Syntax highlighting of keywords

Hi clangd-dev,

I was wondering whether there’s any value in the highlighting for “primitive” types being added on keywords like ‘void’, ‘int’, etc?

  • Any editor handles those with default syntax highlight.
  • It’s trivial and does not require actual semantic knowledge.

With that in mind, I wonder whether we should drop this completely and just let the editors handle the keywords?
What do people think?

Yeah. I can see this being useful if lexing got more complicated (e.g. if the committee added string interpolation).

But as it stands, I think we should be doing the simplest thing if performance doesn’t matter, and the minimal thing if it does.

Alternately we could highlight everything (including braces and such) to allow editors without local highlighting. But I doubt they’ll ever exist, the flickering would be so bad.

I agree editors handle keyword highlightings very well, but they don’t have sufficient knowledge to highlight typealias/typedefs for primitive types.

// We want to highlight A, B as primitive types.

using A = int;
typedef int B;

Highlighting typedefs to primitive types in a special manner seems ok, I was referring specifically to highlightings of keywords.

So unless anyone objects, I’ll send a patch to remove highlightings of keywords. Typedefs to simple types will still be highlighted with ‘primitive’ highlighting type.

It would be useful if clangd highlighted context-sensitive keywords, such as "override" and "final" (and, in C++20, likely "import" and "module"). Because of their context-sensitivity, clients can't highlight those as easily as hard keywords.

They’re rare as identifiers, though, so I don’t see why editors wouldn’t just always highlight them as keywords.

‘import’ and ‘module’ could probably be easily detected too: they’ll probably be on the start of the line (haven’t seen the actual proposed syntax, though, happy to be corrected)

Does this affect performance in some meaningful way? If not, I don’t understand the motivation to drop primitive keyword highlighting.

I guess it depends how much one values accuracy :slight_smile: In Eclipse, for example, we decided we did not want to keyword-highlight "override" as "final" if they occur as identifiers, even if that's rare, so we added them to the semantic coloring engine rather than the lexical one. In the LSP model, that would be a server-side highlighting.

Frankly I doubt `final` is tremendously rare as an identifier; it seems similar to `result` as a catch-all variable name.

Keywords highlightings (provided by the editors) are definitely much faster than AST-based ones (which can take minutes in bad cases).
Editors highlightings are also much more reliable, i.e. they never “blink”.

IMO one should definitely prefer the editor-based implementation when possible. The semantic highlightings are always much more “sluggish”.

Given that, I think we should prefer to not interfere with the editor highlightings if we can.

I think we should prefer the failure mode of “editor highlights override as a keyword and clangd will re-highlight as a variable eventually” to “editor does not highlight override until clangd produces highlighting”.
But I can see how other people can have different opinions here.

Not highlighting ‘int’ and ‘void’ in clangd is probably a no-brainer, though.

Just checking: are we talking about primitive highlighting (i.e. keywords only)?

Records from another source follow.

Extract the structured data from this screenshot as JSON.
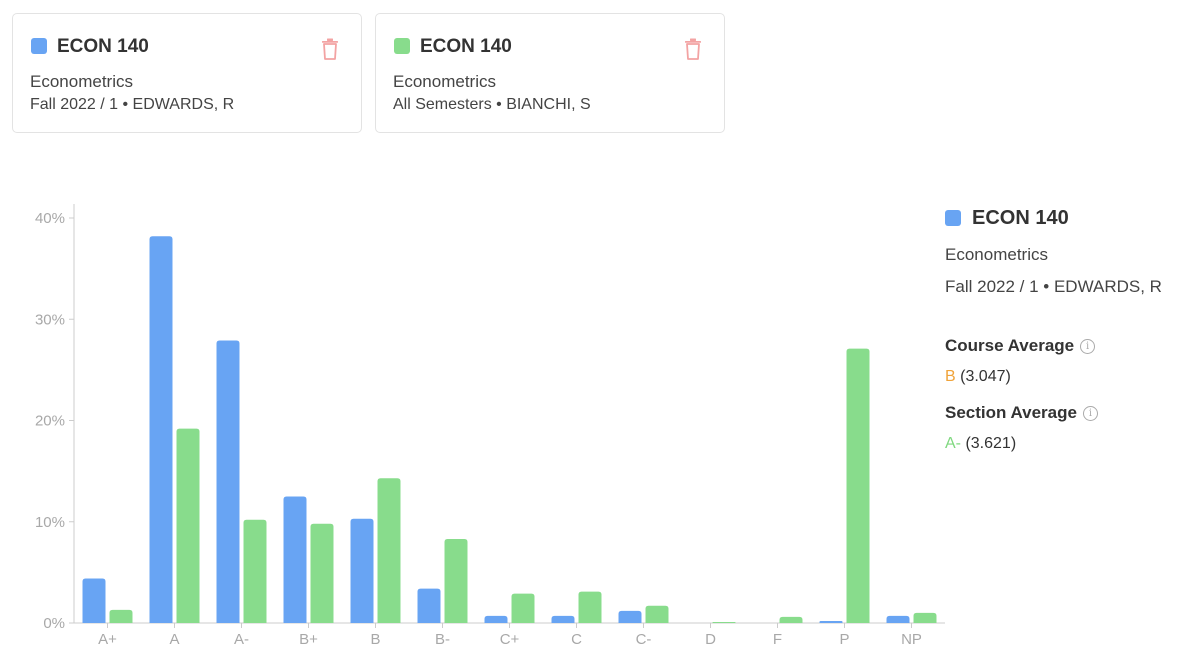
{
  "colors": {
    "blue": "#68a4f3",
    "green": "#88dc8c",
    "trash": "#f3a3a3",
    "avg_b": "#f0a33a",
    "avg_a": "#7fd87f"
  },
  "cards": [
    {
      "code": "ECON 140",
      "name": "Econometrics",
      "meta": "Fall 2022 / 1 • EDWARDS, R",
      "icon": "trash-icon"
    },
    {
      "code": "ECON 140",
      "name": "Econometrics",
      "meta": "All Semesters • BIANCHI, S",
      "icon": "trash-icon"
    }
  ],
  "legend": {
    "code": "ECON 140",
    "name": "Econometrics",
    "meta": "Fall 2022 / 1 • EDWARDS, R",
    "course_average_label": "Course Average",
    "course_average_grade": "B",
    "course_average_value": "(3.047)",
    "section_average_label": "Section Average",
    "section_average_grade": "A-",
    "section_average_value": "(3.621)",
    "info_icon": "info-icon"
  },
  "chart_data": {
    "type": "bar",
    "categories": [
      "A+",
      "A",
      "A-",
      "B+",
      "B",
      "B-",
      "C+",
      "C",
      "C-",
      "D",
      "F",
      "P",
      "NP"
    ],
    "series": [
      {
        "color": "#68a4f3",
        "values": [
          4.4,
          38.2,
          27.9,
          12.5,
          10.3,
          3.4,
          0.7,
          0.7,
          1.2,
          0.0,
          0.0,
          0.2,
          0.7
        ]
      },
      {
        "color": "#88dc8c",
        "values": [
          1.3,
          19.2,
          10.2,
          9.8,
          14.3,
          8.3,
          2.9,
          3.1,
          1.7,
          0.1,
          0.6,
          27.1,
          1.0
        ]
      }
    ],
    "yticks": [
      "0%",
      "10%",
      "20%",
      "30%",
      "40%"
    ],
    "ytick_values": [
      0,
      10,
      20,
      30,
      40
    ],
    "ylim": [
      0,
      40
    ],
    "grid": false
  }
}
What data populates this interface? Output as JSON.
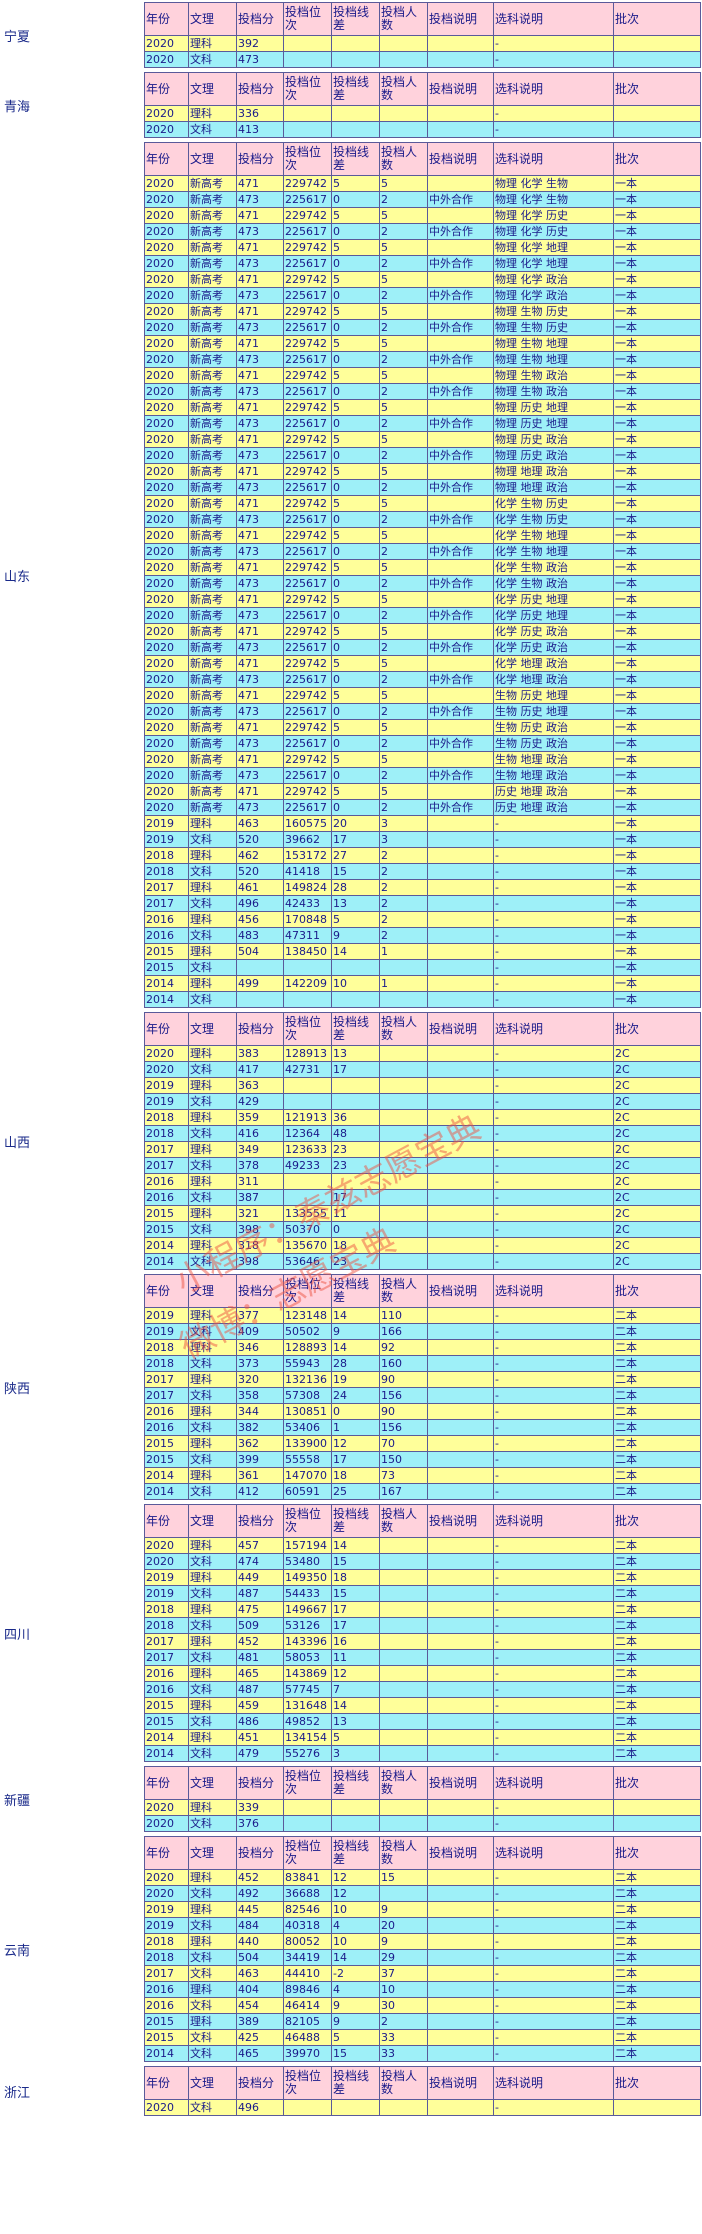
{
  "headers": [
    "年份",
    "文理",
    "投档分",
    "投档位次",
    "投档线差",
    "投档人数",
    "投档说明",
    "选科说明",
    "批次"
  ],
  "watermark": [
    "小程序：秦兹志愿宝典",
    "微博：志愿宝典"
  ],
  "provinces": [
    {
      "name": "宁夏",
      "rows": [
        [
          "2020",
          "理科",
          "392",
          "",
          "",
          "",
          "",
          "-",
          ""
        ],
        [
          "2020",
          "文科",
          "473",
          "",
          "",
          "",
          "",
          "-",
          ""
        ]
      ]
    },
    {
      "name": "青海",
      "rows": [
        [
          "2020",
          "理科",
          "336",
          "",
          "",
          "",
          "",
          "-",
          ""
        ],
        [
          "2020",
          "文科",
          "413",
          "",
          "",
          "",
          "",
          "-",
          ""
        ]
      ]
    },
    {
      "name": "山东",
      "rows": [
        [
          "2020",
          "新高考",
          "471",
          "229742",
          "5",
          "5",
          "",
          "物理 化学 生物",
          "一本"
        ],
        [
          "2020",
          "新高考",
          "473",
          "225617",
          "0",
          "2",
          "中外合作",
          "物理 化学 生物",
          "一本"
        ],
        [
          "2020",
          "新高考",
          "471",
          "229742",
          "5",
          "5",
          "",
          "物理 化学 历史",
          "一本"
        ],
        [
          "2020",
          "新高考",
          "473",
          "225617",
          "0",
          "2",
          "中外合作",
          "物理 化学 历史",
          "一本"
        ],
        [
          "2020",
          "新高考",
          "471",
          "229742",
          "5",
          "5",
          "",
          "物理 化学 地理",
          "一本"
        ],
        [
          "2020",
          "新高考",
          "473",
          "225617",
          "0",
          "2",
          "中外合作",
          "物理 化学 地理",
          "一本"
        ],
        [
          "2020",
          "新高考",
          "471",
          "229742",
          "5",
          "5",
          "",
          "物理 化学 政治",
          "一本"
        ],
        [
          "2020",
          "新高考",
          "473",
          "225617",
          "0",
          "2",
          "中外合作",
          "物理 化学 政治",
          "一本"
        ],
        [
          "2020",
          "新高考",
          "471",
          "229742",
          "5",
          "5",
          "",
          "物理 生物 历史",
          "一本"
        ],
        [
          "2020",
          "新高考",
          "473",
          "225617",
          "0",
          "2",
          "中外合作",
          "物理 生物 历史",
          "一本"
        ],
        [
          "2020",
          "新高考",
          "471",
          "229742",
          "5",
          "5",
          "",
          "物理 生物 地理",
          "一本"
        ],
        [
          "2020",
          "新高考",
          "473",
          "225617",
          "0",
          "2",
          "中外合作",
          "物理 生物 地理",
          "一本"
        ],
        [
          "2020",
          "新高考",
          "471",
          "229742",
          "5",
          "5",
          "",
          "物理 生物 政治",
          "一本"
        ],
        [
          "2020",
          "新高考",
          "473",
          "225617",
          "0",
          "2",
          "中外合作",
          "物理 生物 政治",
          "一本"
        ],
        [
          "2020",
          "新高考",
          "471",
          "229742",
          "5",
          "5",
          "",
          "物理 历史 地理",
          "一本"
        ],
        [
          "2020",
          "新高考",
          "473",
          "225617",
          "0",
          "2",
          "中外合作",
          "物理 历史 地理",
          "一本"
        ],
        [
          "2020",
          "新高考",
          "471",
          "229742",
          "5",
          "5",
          "",
          "物理 历史 政治",
          "一本"
        ],
        [
          "2020",
          "新高考",
          "473",
          "225617",
          "0",
          "2",
          "中外合作",
          "物理 历史 政治",
          "一本"
        ],
        [
          "2020",
          "新高考",
          "471",
          "229742",
          "5",
          "5",
          "",
          "物理 地理 政治",
          "一本"
        ],
        [
          "2020",
          "新高考",
          "473",
          "225617",
          "0",
          "2",
          "中外合作",
          "物理 地理 政治",
          "一本"
        ],
        [
          "2020",
          "新高考",
          "471",
          "229742",
          "5",
          "5",
          "",
          "化学 生物 历史",
          "一本"
        ],
        [
          "2020",
          "新高考",
          "473",
          "225617",
          "0",
          "2",
          "中外合作",
          "化学 生物 历史",
          "一本"
        ],
        [
          "2020",
          "新高考",
          "471",
          "229742",
          "5",
          "5",
          "",
          "化学 生物 地理",
          "一本"
        ],
        [
          "2020",
          "新高考",
          "473",
          "225617",
          "0",
          "2",
          "中外合作",
          "化学 生物 地理",
          "一本"
        ],
        [
          "2020",
          "新高考",
          "471",
          "229742",
          "5",
          "5",
          "",
          "化学 生物 政治",
          "一本"
        ],
        [
          "2020",
          "新高考",
          "473",
          "225617",
          "0",
          "2",
          "中外合作",
          "化学 生物 政治",
          "一本"
        ],
        [
          "2020",
          "新高考",
          "471",
          "229742",
          "5",
          "5",
          "",
          "化学 历史 地理",
          "一本"
        ],
        [
          "2020",
          "新高考",
          "473",
          "225617",
          "0",
          "2",
          "中外合作",
          "化学 历史 地理",
          "一本"
        ],
        [
          "2020",
          "新高考",
          "471",
          "229742",
          "5",
          "5",
          "",
          "化学 历史 政治",
          "一本"
        ],
        [
          "2020",
          "新高考",
          "473",
          "225617",
          "0",
          "2",
          "中外合作",
          "化学 历史 政治",
          "一本"
        ],
        [
          "2020",
          "新高考",
          "471",
          "229742",
          "5",
          "5",
          "",
          "化学 地理 政治",
          "一本"
        ],
        [
          "2020",
          "新高考",
          "473",
          "225617",
          "0",
          "2",
          "中外合作",
          "化学 地理 政治",
          "一本"
        ],
        [
          "2020",
          "新高考",
          "471",
          "229742",
          "5",
          "5",
          "",
          "生物 历史 地理",
          "一本"
        ],
        [
          "2020",
          "新高考",
          "473",
          "225617",
          "0",
          "2",
          "中外合作",
          "生物 历史 地理",
          "一本"
        ],
        [
          "2020",
          "新高考",
          "471",
          "229742",
          "5",
          "5",
          "",
          "生物 历史 政治",
          "一本"
        ],
        [
          "2020",
          "新高考",
          "473",
          "225617",
          "0",
          "2",
          "中外合作",
          "生物 历史 政治",
          "一本"
        ],
        [
          "2020",
          "新高考",
          "471",
          "229742",
          "5",
          "5",
          "",
          "生物 地理 政治",
          "一本"
        ],
        [
          "2020",
          "新高考",
          "473",
          "225617",
          "0",
          "2",
          "中外合作",
          "生物 地理 政治",
          "一本"
        ],
        [
          "2020",
          "新高考",
          "471",
          "229742",
          "5",
          "5",
          "",
          "历史 地理 政治",
          "一本"
        ],
        [
          "2020",
          "新高考",
          "473",
          "225617",
          "0",
          "2",
          "中外合作",
          "历史 地理 政治",
          "一本"
        ],
        [
          "2019",
          "理科",
          "463",
          "160575",
          "20",
          "3",
          "",
          "-",
          "一本"
        ],
        [
          "2019",
          "文科",
          "520",
          "39662",
          "17",
          "3",
          "",
          "-",
          "一本"
        ],
        [
          "2018",
          "理科",
          "462",
          "153172",
          "27",
          "2",
          "",
          "-",
          "一本"
        ],
        [
          "2018",
          "文科",
          "520",
          "41418",
          "15",
          "2",
          "",
          "-",
          "一本"
        ],
        [
          "2017",
          "理科",
          "461",
          "149824",
          "28",
          "2",
          "",
          "-",
          "一本"
        ],
        [
          "2017",
          "文科",
          "496",
          "42433",
          "13",
          "2",
          "",
          "-",
          "一本"
        ],
        [
          "2016",
          "理科",
          "456",
          "170848",
          "5",
          "2",
          "",
          "-",
          "一本"
        ],
        [
          "2016",
          "文科",
          "483",
          "47311",
          "9",
          "2",
          "",
          "-",
          "一本"
        ],
        [
          "2015",
          "理科",
          "504",
          "138450",
          "14",
          "1",
          "",
          "-",
          "一本"
        ],
        [
          "2015",
          "文科",
          "",
          "",
          "",
          "",
          "",
          "-",
          "一本"
        ],
        [
          "2014",
          "理科",
          "499",
          "142209",
          "10",
          "1",
          "",
          "-",
          "一本"
        ],
        [
          "2014",
          "文科",
          "",
          "",
          "",
          "",
          "",
          "-",
          "一本"
        ]
      ]
    },
    {
      "name": "山西",
      "rows": [
        [
          "2020",
          "理科",
          "383",
          "128913",
          "13",
          "",
          "",
          "-",
          "2C"
        ],
        [
          "2020",
          "文科",
          "417",
          "42731",
          "17",
          "",
          "",
          "-",
          "2C"
        ],
        [
          "2019",
          "理科",
          "363",
          "",
          "",
          "",
          "",
          "-",
          "2C"
        ],
        [
          "2019",
          "文科",
          "429",
          "",
          "",
          "",
          "",
          "-",
          "2C"
        ],
        [
          "2018",
          "理科",
          "359",
          "121913",
          "36",
          "",
          "",
          "-",
          "2C"
        ],
        [
          "2018",
          "文科",
          "416",
          "12364",
          "48",
          "",
          "",
          "-",
          "2C"
        ],
        [
          "2017",
          "理科",
          "349",
          "123633",
          "23",
          "",
          "",
          "-",
          "2C"
        ],
        [
          "2017",
          "文科",
          "378",
          "49233",
          "23",
          "",
          "",
          "-",
          "2C"
        ],
        [
          "2016",
          "理科",
          "311",
          "",
          "",
          "",
          "",
          "-",
          "2C"
        ],
        [
          "2016",
          "文科",
          "387",
          "",
          "17",
          "",
          "",
          "-",
          "2C"
        ],
        [
          "2015",
          "理科",
          "321",
          "133555",
          "11",
          "",
          "",
          "-",
          "2C"
        ],
        [
          "2015",
          "文科",
          "398",
          "50370",
          "0",
          "",
          "",
          "-",
          "2C"
        ],
        [
          "2014",
          "理科",
          "318",
          "135670",
          "18",
          "",
          "",
          "-",
          "2C"
        ],
        [
          "2014",
          "文科",
          "398",
          "53646",
          "23",
          "",
          "",
          "-",
          "2C"
        ]
      ]
    },
    {
      "name": "陕西",
      "rows": [
        [
          "2019",
          "理科",
          "377",
          "123148",
          "14",
          "110",
          "",
          "-",
          "二本"
        ],
        [
          "2019",
          "文科",
          "409",
          "50502",
          "9",
          "166",
          "",
          "-",
          "二本"
        ],
        [
          "2018",
          "理科",
          "346",
          "128893",
          "14",
          "92",
          "",
          "-",
          "二本"
        ],
        [
          "2018",
          "文科",
          "373",
          "55943",
          "28",
          "160",
          "",
          "-",
          "二本"
        ],
        [
          "2017",
          "理科",
          "320",
          "132136",
          "19",
          "90",
          "",
          "-",
          "二本"
        ],
        [
          "2017",
          "文科",
          "358",
          "57308",
          "24",
          "156",
          "",
          "-",
          "二本"
        ],
        [
          "2016",
          "理科",
          "344",
          "130851",
          "0",
          "90",
          "",
          "-",
          "二本"
        ],
        [
          "2016",
          "文科",
          "382",
          "53406",
          "1",
          "156",
          "",
          "-",
          "二本"
        ],
        [
          "2015",
          "理科",
          "362",
          "133900",
          "12",
          "70",
          "",
          "-",
          "二本"
        ],
        [
          "2015",
          "文科",
          "399",
          "55558",
          "17",
          "150",
          "",
          "-",
          "二本"
        ],
        [
          "2014",
          "理科",
          "361",
          "147070",
          "18",
          "73",
          "",
          "-",
          "二本"
        ],
        [
          "2014",
          "文科",
          "412",
          "60591",
          "25",
          "167",
          "",
          "-",
          "二本"
        ]
      ]
    },
    {
      "name": "四川",
      "rows": [
        [
          "2020",
          "理科",
          "457",
          "157194",
          "14",
          "",
          "",
          "-",
          "二本"
        ],
        [
          "2020",
          "文科",
          "474",
          "53480",
          "15",
          "",
          "",
          "-",
          "二本"
        ],
        [
          "2019",
          "理科",
          "449",
          "149350",
          "18",
          "",
          "",
          "-",
          "二本"
        ],
        [
          "2019",
          "文科",
          "487",
          "54433",
          "15",
          "",
          "",
          "-",
          "二本"
        ],
        [
          "2018",
          "理科",
          "475",
          "149667",
          "17",
          "",
          "",
          "-",
          "二本"
        ],
        [
          "2018",
          "文科",
          "509",
          "53126",
          "17",
          "",
          "",
          "-",
          "二本"
        ],
        [
          "2017",
          "理科",
          "452",
          "143396",
          "16",
          "",
          "",
          "-",
          "二本"
        ],
        [
          "2017",
          "文科",
          "481",
          "58053",
          "11",
          "",
          "",
          "-",
          "二本"
        ],
        [
          "2016",
          "理科",
          "465",
          "143869",
          "12",
          "",
          "",
          "-",
          "二本"
        ],
        [
          "2016",
          "文科",
          "487",
          "57745",
          "7",
          "",
          "",
          "-",
          "二本"
        ],
        [
          "2015",
          "理科",
          "459",
          "131648",
          "14",
          "",
          "",
          "-",
          "二本"
        ],
        [
          "2015",
          "文科",
          "486",
          "49852",
          "13",
          "",
          "",
          "-",
          "二本"
        ],
        [
          "2014",
          "理科",
          "451",
          "134154",
          "5",
          "",
          "",
          "-",
          "二本"
        ],
        [
          "2014",
          "文科",
          "479",
          "55276",
          "3",
          "",
          "",
          "-",
          "二本"
        ]
      ]
    },
    {
      "name": "新疆",
      "rows": [
        [
          "2020",
          "理科",
          "339",
          "",
          "",
          "",
          "",
          "-",
          ""
        ],
        [
          "2020",
          "文科",
          "376",
          "",
          "",
          "",
          "",
          "-",
          ""
        ]
      ]
    },
    {
      "name": "云南",
      "rows": [
        [
          "2020",
          "理科",
          "452",
          "83841",
          "12",
          "15",
          "",
          "-",
          "二本"
        ],
        [
          "2020",
          "文科",
          "492",
          "36688",
          "12",
          "",
          "",
          "-",
          "二本"
        ],
        [
          "2019",
          "理科",
          "445",
          "82546",
          "10",
          "9",
          "",
          "-",
          "二本"
        ],
        [
          "2019",
          "文科",
          "484",
          "40318",
          "4",
          "20",
          "",
          "-",
          "二本"
        ],
        [
          "2018",
          "理科",
          "440",
          "80052",
          "10",
          "9",
          "",
          "-",
          "二本"
        ],
        [
          "2018",
          "文科",
          "504",
          "34419",
          "14",
          "29",
          "",
          "-",
          "二本"
        ],
        [
          "2017",
          "文科",
          "463",
          "44410",
          "-2",
          "37",
          "",
          "-",
          "二本"
        ],
        [
          "2016",
          "理科",
          "404",
          "89846",
          "4",
          "10",
          "",
          "-",
          "二本"
        ],
        [
          "2016",
          "文科",
          "454",
          "46414",
          "9",
          "30",
          "",
          "-",
          "二本"
        ],
        [
          "2015",
          "理科",
          "389",
          "82105",
          "9",
          "2",
          "",
          "-",
          "二本"
        ],
        [
          "2015",
          "文科",
          "425",
          "46488",
          "5",
          "33",
          "",
          "-",
          "二本"
        ],
        [
          "2014",
          "文科",
          "465",
          "39970",
          "15",
          "33",
          "",
          "-",
          "二本"
        ]
      ]
    },
    {
      "name": "浙江",
      "rows": [
        [
          "2020",
          "文科",
          "496",
          "",
          "",
          "",
          "",
          "-",
          ""
        ]
      ]
    }
  ]
}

I had several problems with C++ keywords from new language standards because they are not in the default syntax files of (Neo)Vim and third-party plugins often miss some of the words. I think it makes sense to have Clangd as the “universal provider” of the updated keyword list because then I don’t have to patch Vim plugins and/or wait for the default syntax files to get updated.

We’re talking exclusively about semantic highlightings (e.g. the highlightings that require full semantic analysis).
Clangd could potentially provide keyword highlightings as well, with different latency trade-offs.

I still feel like getting it right in the editors shouldn’t be too big of a problem, although some things like raw string literals obviously pose a challenge.
Doing it in the editor provides a much more robust experience, e.g. imagine losing all syntax highlighting because clangd crashed.

Why is this a problem if clangd provides extra information, like keywords highlighting? Couldn’t IDEs/Editors (any LSP clients) ignore the information, if they have more efficient ways to highlight the keywords? For consistency and completeness, it seems worth providing the information.

Having this in clangd and having editors ignore it complicates both clangd and the editors.
If keyword highlightings is something that the editors are doing anyway, I don’t see how also providing them in clangd makes anything less complicated.

Also, please note clangd never provided keyword highlightings. We were highlighting some keywords that referred to builtin types, e.g. int, void, etc. And we never tried to highlight other keywords like ‘final’ and ‘override’.